While there are no laws or policies regulating the production, storage, and distribution of green hydrogen in Kenya at present, the existing general legal framework supports the adoption and utilisation of clean energy in the country. A few examples: 

  • Under the Value Added Tax in 2013, the importation of windmills is not subject to import duty or value-added tax (VAT) while hydraulic turbines and water wheels do not attract any import duty but 16% VAT. 

  • The Finance Act 2021 reinstated VAT exemptions on renewable energy equipment, such as solar and wind generation equipment, by scrapping the imposition of 14% VAT on the equipment which had been introduced by the Finance Act, 2020.  

Project Spotlight

  • Fortescue: In March 2023, an agreement was signed between Energy, and National Treasury Cabinet Secretaries Davis Chirchir and Njuguna Ndung’u, and FFI Executive Chairman Andrew Forrest, to develop  a 300MW capacity green ammonia and fertiliser facility using the Olkaria Geothermal resources in Naivasha.

  • KenGen Green Hydrogen, Ammonia to Green Fertilizer: A 5MW Demonstration Plant, commissioning in 2025 (Phase 1) with an investment of $5 Million required. In addition, a 100 MW Electrolyser capacity plant commissioning in 2028 (Phase 2) with a total investment of 120 million.

  • Renewstable® Kenya – HDF Energy: In September 2023, a Green Baseload Hydrogen power plant was announced. The plant will deploy  a 180 megawatt photovoltaic solar farm combined with a 500 MWh hydrogen battery storage unit. Total investment required for the project is $500 million.

  • A baseline Power-X study indicates by the Ministry of Energy of Kenya in partnership with the German Development Cooperation on the potential for green hydrogen in Kenya highlights that Kenya has potential to produce fertilizers and derivatives in the short to medium terms with pilot projects starting 2025. The Coast region, Rift Valley and wider Nairobi provide suitable location for successful green hydrogen production and markets. 

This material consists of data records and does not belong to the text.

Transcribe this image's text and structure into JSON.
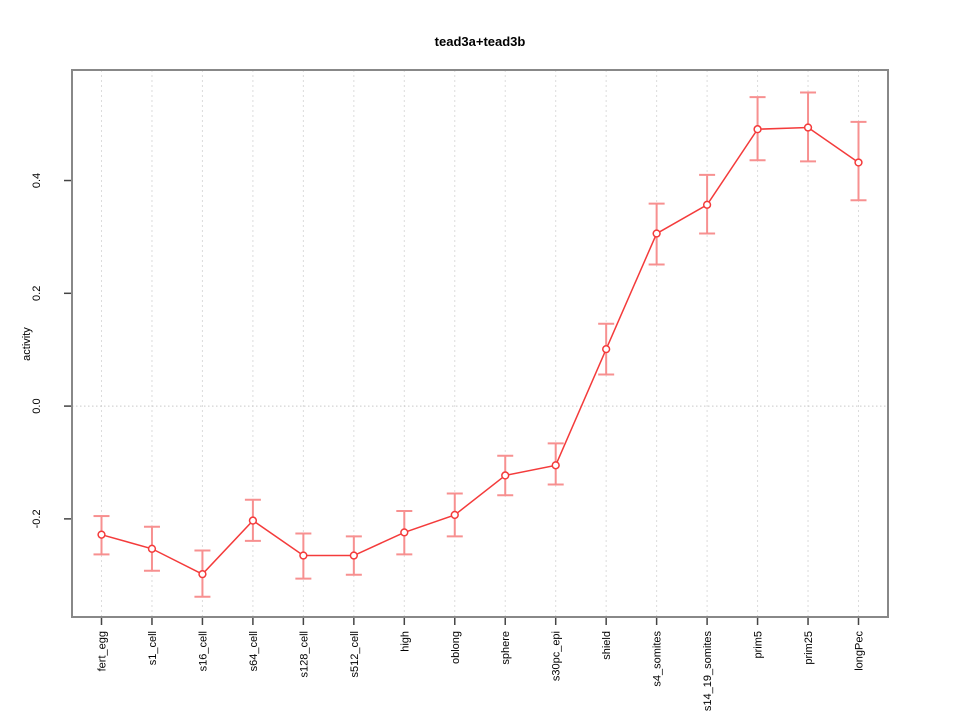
{
  "chart_data": {
    "type": "line",
    "title": "tead3a+tead3b",
    "xlabel": "",
    "ylabel": "activity",
    "categories": [
      "fert_egg",
      "s1_cell",
      "s16_cell",
      "s64_cell",
      "s128_cell",
      "s512_cell",
      "high",
      "oblong",
      "sphere",
      "s30pc_epi",
      "shield",
      "s4_somites",
      "s14_19_somites",
      "prim5",
      "prim25",
      "longPec"
    ],
    "series": [
      {
        "name": "activity",
        "values": [
          -0.228,
          -0.253,
          -0.298,
          -0.203,
          -0.265,
          -0.265,
          -0.224,
          -0.193,
          -0.123,
          -0.105,
          0.101,
          0.306,
          0.357,
          0.491,
          0.494,
          0.432
        ],
        "error_low": [
          -0.263,
          -0.292,
          -0.338,
          -0.239,
          -0.306,
          -0.299,
          -0.263,
          -0.231,
          -0.158,
          -0.139,
          0.056,
          0.251,
          0.306,
          0.436,
          0.434,
          0.365
        ],
        "error_high": [
          -0.195,
          -0.214,
          -0.256,
          -0.166,
          -0.226,
          -0.231,
          -0.186,
          -0.155,
          -0.088,
          -0.066,
          0.146,
          0.359,
          0.41,
          0.548,
          0.556,
          0.504
        ]
      }
    ],
    "yticks": [
      -0.2,
      0.0,
      0.2,
      0.4
    ],
    "ytick_labels": [
      "-0.2",
      "0.0",
      "0.2",
      "0.4"
    ],
    "ylim": [
      -0.374,
      0.596
    ],
    "grid": "vertical-dashed-per-category-plus-dotted-zero-line",
    "legend": "none",
    "marker": "open-circle",
    "colors": {
      "series_line": "#f43b3b",
      "marker_stroke": "#f43b3b",
      "error_bar": "#f79090",
      "grid_line": "#dcdcdc",
      "zero_line": "#c9c9c9",
      "plot_border": "#888888",
      "tick_mark": "#444444",
      "text": "#000000"
    }
  }
}
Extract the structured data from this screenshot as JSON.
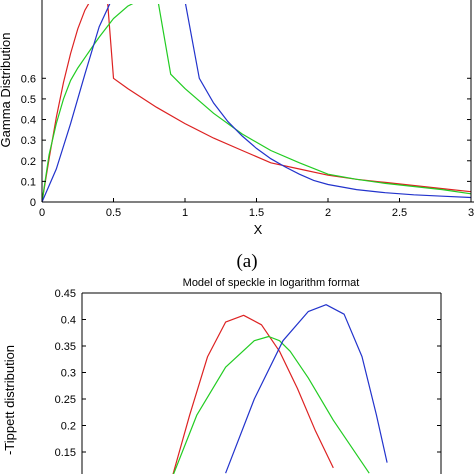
{
  "chart_data": [
    {
      "type": "line",
      "title": "",
      "caption": "(a)",
      "xlabel": "X",
      "ylabel": "Gamma Distribution",
      "xlim": [
        0,
        3
      ],
      "ylim": [
        0,
        0.97
      ],
      "x_ticks": [
        "0",
        "0.5",
        "1",
        "1.5",
        "2",
        "2.5",
        "3"
      ],
      "y_ticks": [
        "0",
        "0.1",
        "0.2",
        "0.3",
        "0.4",
        "0.5",
        "0.6"
      ],
      "grid": false,
      "series": [
        {
          "color": "#dd2222",
          "x": [
            0,
            0.05,
            0.1,
            0.15,
            0.2,
            0.25,
            0.3,
            0.35,
            0.4,
            0.45,
            0.5,
            0.6,
            0.8,
            1.0,
            1.2,
            1.4,
            1.6,
            1.8,
            2.0,
            2.2,
            2.4,
            2.6,
            2.8,
            3.0
          ],
          "y": [
            0,
            0.21,
            0.41,
            0.58,
            0.72,
            0.84,
            0.93,
            0.99,
            1.03,
            1.05,
            0.6,
            0.55,
            0.46,
            0.38,
            0.31,
            0.25,
            0.19,
            0.16,
            0.13,
            0.11,
            0.095,
            0.08,
            0.065,
            0.05
          ]
        },
        {
          "color": "#22cc22",
          "x": [
            0,
            0.05,
            0.1,
            0.15,
            0.2,
            0.25,
            0.3,
            0.35,
            0.4,
            0.5,
            0.6,
            0.8,
            0.9,
            1.0,
            1.2,
            1.4,
            1.6,
            1.8,
            2.0,
            2.2,
            2.4,
            2.6,
            2.8,
            3.0
          ],
          "y": [
            0,
            0.23,
            0.38,
            0.5,
            0.59,
            0.65,
            0.7,
            0.75,
            0.8,
            0.89,
            0.95,
            1.02,
            0.62,
            0.55,
            0.43,
            0.33,
            0.25,
            0.19,
            0.135,
            0.11,
            0.09,
            0.075,
            0.06,
            0.04
          ]
        },
        {
          "color": "#2233cc",
          "x": [
            0,
            0.1,
            0.2,
            0.3,
            0.4,
            0.5,
            0.7,
            0.9,
            1.1,
            1.2,
            1.3,
            1.4,
            1.5,
            1.6,
            1.7,
            1.8,
            1.9,
            2.0,
            2.2,
            2.4,
            2.6,
            2.8,
            3.0
          ],
          "y": [
            0,
            0.16,
            0.38,
            0.62,
            0.85,
            1.0,
            1.2,
            1.35,
            0.6,
            0.48,
            0.39,
            0.32,
            0.26,
            0.21,
            0.17,
            0.135,
            0.105,
            0.085,
            0.06,
            0.045,
            0.035,
            0.028,
            0.022
          ]
        }
      ]
    },
    {
      "type": "line",
      "title": "Model of speckle in logarithm format",
      "xlabel": "",
      "ylabel": "-Tippett distribution",
      "xlim": [
        0,
        1
      ],
      "ylim": [
        0.14,
        0.45
      ],
      "y_ticks": [
        "0.15",
        "0.2",
        "0.25",
        "0.3",
        "0.35",
        "0.4",
        "0.45"
      ],
      "grid": false,
      "series": [
        {
          "color": "#dd2222",
          "x": [
            0.25,
            0.3,
            0.35,
            0.4,
            0.45,
            0.5,
            0.55,
            0.6,
            0.65,
            0.7
          ],
          "y": [
            0.1,
            0.22,
            0.33,
            0.395,
            0.408,
            0.39,
            0.34,
            0.27,
            0.19,
            0.12
          ]
        },
        {
          "color": "#22cc22",
          "x": [
            0.25,
            0.32,
            0.4,
            0.48,
            0.52,
            0.55,
            0.58,
            0.63,
            0.7,
            0.8
          ],
          "y": [
            0.1,
            0.22,
            0.31,
            0.36,
            0.368,
            0.36,
            0.34,
            0.29,
            0.21,
            0.11
          ]
        },
        {
          "color": "#2233cc",
          "x": [
            0.4,
            0.48,
            0.56,
            0.63,
            0.68,
            0.73,
            0.78,
            0.82,
            0.85
          ],
          "y": [
            0.11,
            0.25,
            0.36,
            0.415,
            0.428,
            0.41,
            0.33,
            0.22,
            0.13
          ]
        }
      ]
    }
  ]
}
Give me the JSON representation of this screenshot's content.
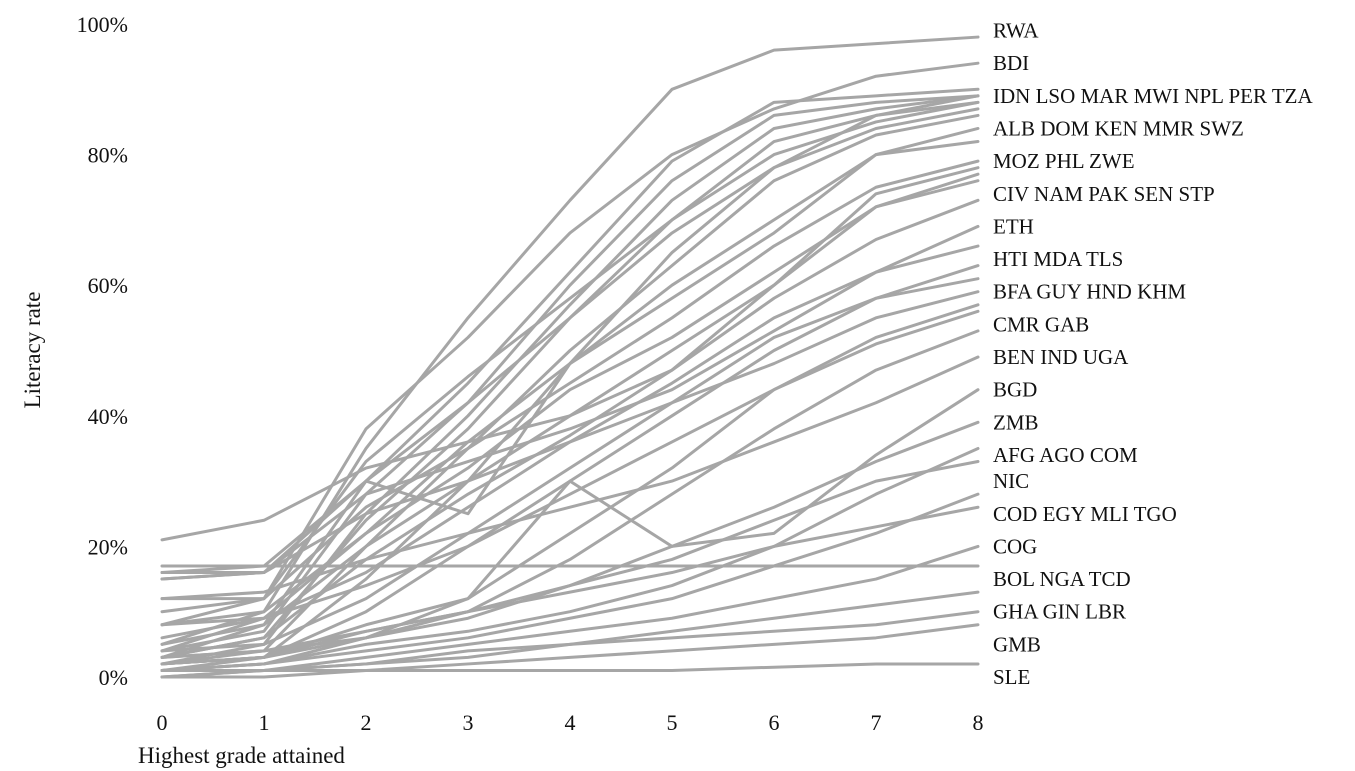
{
  "chart_data": {
    "type": "line",
    "title": "",
    "xlabel": "Highest grade attained",
    "ylabel": "Literacy rate",
    "x": [
      0,
      1,
      2,
      3,
      4,
      5,
      6,
      7,
      8
    ],
    "x_ticks": [
      "0",
      "1",
      "2",
      "3",
      "4",
      "5",
      "6",
      "7",
      "8"
    ],
    "y_ticks": [
      "0%",
      "20%",
      "40%",
      "60%",
      "80%",
      "100%"
    ],
    "xlim": [
      0,
      8
    ],
    "ylim": [
      0,
      1
    ],
    "grid": false,
    "line_color": "#a6a6a6",
    "end_labels": [
      {
        "text": "RWA",
        "y": 0.99
      },
      {
        "text": "BDI",
        "y": 0.94
      },
      {
        "text": "IDN LSO MAR MWI NPL PER TZA",
        "y": 0.89
      },
      {
        "text": "ALB DOM KEN MMR SWZ",
        "y": 0.84
      },
      {
        "text": "MOZ PHL ZWE",
        "y": 0.79
      },
      {
        "text": "CIV NAM PAK SEN STP",
        "y": 0.74
      },
      {
        "text": "ETH",
        "y": 0.69
      },
      {
        "text": "HTI MDA TLS",
        "y": 0.64
      },
      {
        "text": "BFA GUY HND KHM",
        "y": 0.59
      },
      {
        "text": "CMR GAB",
        "y": 0.54
      },
      {
        "text": "BEN IND UGA",
        "y": 0.49
      },
      {
        "text": "BGD",
        "y": 0.44
      },
      {
        "text": "ZMB",
        "y": 0.39
      },
      {
        "text": "AFG AGO COM",
        "y": 0.34
      },
      {
        "text": "NIC",
        "y": 0.3
      },
      {
        "text": "COD EGY MLI TGO",
        "y": 0.25
      },
      {
        "text": "COG",
        "y": 0.2
      },
      {
        "text": "BOL NGA TCD",
        "y": 0.15
      },
      {
        "text": "GHA GIN LBR",
        "y": 0.1
      },
      {
        "text": "GMB",
        "y": 0.05
      },
      {
        "text": "SLE",
        "y": 0.0
      }
    ],
    "series": [
      {
        "values": [
          0.05,
          0.1,
          0.35,
          0.55,
          0.73,
          0.9,
          0.96,
          0.97,
          0.98
        ]
      },
      {
        "values": [
          0.08,
          0.12,
          0.38,
          0.52,
          0.68,
          0.8,
          0.87,
          0.92,
          0.94
        ]
      },
      {
        "values": [
          0.03,
          0.08,
          0.3,
          0.45,
          0.62,
          0.79,
          0.88,
          0.89,
          0.9
        ]
      },
      {
        "values": [
          0.04,
          0.07,
          0.28,
          0.42,
          0.6,
          0.76,
          0.86,
          0.88,
          0.89
        ]
      },
      {
        "values": [
          0.02,
          0.05,
          0.25,
          0.4,
          0.57,
          0.73,
          0.84,
          0.87,
          0.89
        ]
      },
      {
        "values": [
          0.1,
          0.12,
          0.33,
          0.46,
          0.58,
          0.7,
          0.82,
          0.86,
          0.88
        ]
      },
      {
        "values": [
          0.03,
          0.06,
          0.24,
          0.38,
          0.55,
          0.7,
          0.8,
          0.85,
          0.88
        ]
      },
      {
        "values": [
          0.15,
          0.16,
          0.3,
          0.42,
          0.55,
          0.68,
          0.78,
          0.84,
          0.87
        ]
      },
      {
        "values": [
          0.01,
          0.03,
          0.15,
          0.3,
          0.48,
          0.65,
          0.78,
          0.86,
          0.89
        ]
      },
      {
        "values": [
          0.02,
          0.04,
          0.2,
          0.35,
          0.5,
          0.63,
          0.76,
          0.83,
          0.86
        ]
      },
      {
        "values": [
          0.16,
          0.17,
          0.3,
          0.25,
          0.48,
          0.6,
          0.7,
          0.8,
          0.84
        ]
      },
      {
        "values": [
          0.04,
          0.09,
          0.22,
          0.36,
          0.48,
          0.58,
          0.68,
          0.8,
          0.82
        ]
      },
      {
        "values": [
          0.21,
          0.24,
          0.32,
          0.36,
          0.4,
          0.47,
          0.6,
          0.74,
          0.78
        ]
      },
      {
        "values": [
          0.12,
          0.12,
          0.26,
          0.35,
          0.45,
          0.55,
          0.66,
          0.75,
          0.79
        ]
      },
      {
        "values": [
          0.08,
          0.1,
          0.22,
          0.32,
          0.44,
          0.52,
          0.62,
          0.72,
          0.77
        ]
      },
      {
        "values": [
          0.05,
          0.08,
          0.2,
          0.3,
          0.4,
          0.5,
          0.6,
          0.72,
          0.76
        ]
      },
      {
        "values": [
          0.03,
          0.06,
          0.18,
          0.28,
          0.37,
          0.47,
          0.58,
          0.67,
          0.73
        ]
      },
      {
        "values": [
          0.15,
          0.16,
          0.28,
          0.33,
          0.38,
          0.44,
          0.53,
          0.62,
          0.69
        ]
      },
      {
        "values": [
          0.06,
          0.09,
          0.16,
          0.26,
          0.36,
          0.45,
          0.55,
          0.62,
          0.66
        ]
      },
      {
        "values": [
          0.02,
          0.03,
          0.1,
          0.2,
          0.3,
          0.4,
          0.5,
          0.58,
          0.63
        ]
      },
      {
        "values": [
          0.04,
          0.05,
          0.12,
          0.22,
          0.32,
          0.42,
          0.52,
          0.58,
          0.61
        ]
      },
      {
        "values": [
          0.16,
          0.16,
          0.25,
          0.3,
          0.36,
          0.42,
          0.48,
          0.55,
          0.59
        ]
      },
      {
        "values": [
          0.01,
          0.02,
          0.06,
          0.12,
          0.22,
          0.32,
          0.44,
          0.52,
          0.57
        ]
      },
      {
        "values": [
          0.08,
          0.09,
          0.14,
          0.2,
          0.28,
          0.36,
          0.44,
          0.51,
          0.56
        ]
      },
      {
        "values": [
          0.02,
          0.03,
          0.07,
          0.1,
          0.18,
          0.28,
          0.38,
          0.47,
          0.53
        ]
      },
      {
        "values": [
          0.12,
          0.13,
          0.18,
          0.22,
          0.26,
          0.3,
          0.36,
          0.42,
          0.49
        ]
      },
      {
        "values": [
          0.02,
          0.03,
          0.08,
          0.12,
          0.3,
          0.2,
          0.22,
          0.34,
          0.44
        ]
      },
      {
        "values": [
          0.03,
          0.04,
          0.06,
          0.09,
          0.14,
          0.2,
          0.26,
          0.33,
          0.39
        ]
      },
      {
        "values": [
          0.01,
          0.02,
          0.05,
          0.07,
          0.1,
          0.14,
          0.2,
          0.28,
          0.35
        ]
      },
      {
        "values": [
          0.02,
          0.03,
          0.06,
          0.1,
          0.14,
          0.18,
          0.24,
          0.3,
          0.33
        ]
      },
      {
        "values": [
          0.01,
          0.02,
          0.04,
          0.06,
          0.09,
          0.12,
          0.17,
          0.22,
          0.28
        ]
      },
      {
        "values": [
          0.03,
          0.04,
          0.07,
          0.1,
          0.13,
          0.16,
          0.2,
          0.23,
          0.26
        ]
      },
      {
        "values": [
          0.01,
          0.01,
          0.03,
          0.05,
          0.07,
          0.09,
          0.12,
          0.15,
          0.2
        ]
      },
      {
        "values": [
          0.17,
          0.17,
          0.17,
          0.17,
          0.17,
          0.17,
          0.17,
          0.17,
          0.17
        ]
      },
      {
        "values": [
          0.0,
          0.01,
          0.02,
          0.03,
          0.05,
          0.07,
          0.09,
          0.11,
          0.13
        ]
      },
      {
        "values": [
          0.01,
          0.01,
          0.02,
          0.04,
          0.05,
          0.06,
          0.07,
          0.08,
          0.1
        ]
      },
      {
        "values": [
          0.0,
          0.01,
          0.01,
          0.02,
          0.03,
          0.04,
          0.05,
          0.06,
          0.08
        ]
      },
      {
        "values": [
          0.0,
          0.0,
          0.01,
          0.01,
          0.01,
          0.01,
          0.015,
          0.02,
          0.02
        ]
      }
    ]
  }
}
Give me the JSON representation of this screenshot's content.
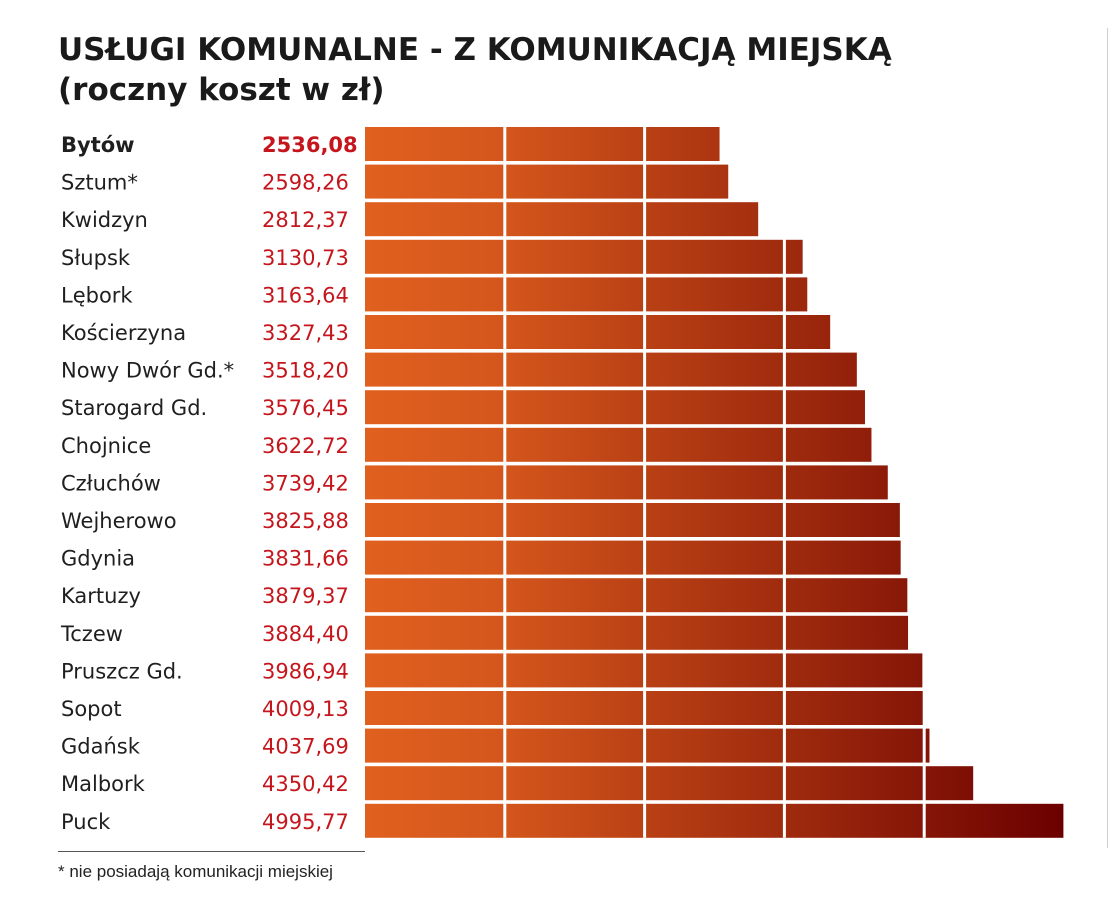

  • The European Union is offering approximately $13 million in grants to encourage both public and private investments in Kenya's green hydrogen sector.
  • Furthermore, Global Gateway has set its sights on investing $3.6 billion in diverse climate and environmental initiatives in Kenya, spanning from renewable energy to climate resilience initiatives.
  • Germany has also pledged its support for the green hydrogen project with a $64 million loan and intends to establish a Hydrogen Diplomacy Office in Nairobi to enhance dialogue and cooperation.

Government green hydrogen lead 


Kenya's green hydrogen strategy has been developed through a collaborative effort involving the Green Hydrogen Working Group, which includes representatives from the government, development partners, the private sector, and academia.

Furthermore, the process received extensive support from a diverse range of stakeholders, including the Green Hydrogen Working Group (co-chaired by MoEP and EU), government ministries, public sector institutions, academia, development finance institutions (DFIs), the private sector, and the Green Hydrogen Organisation (GH2).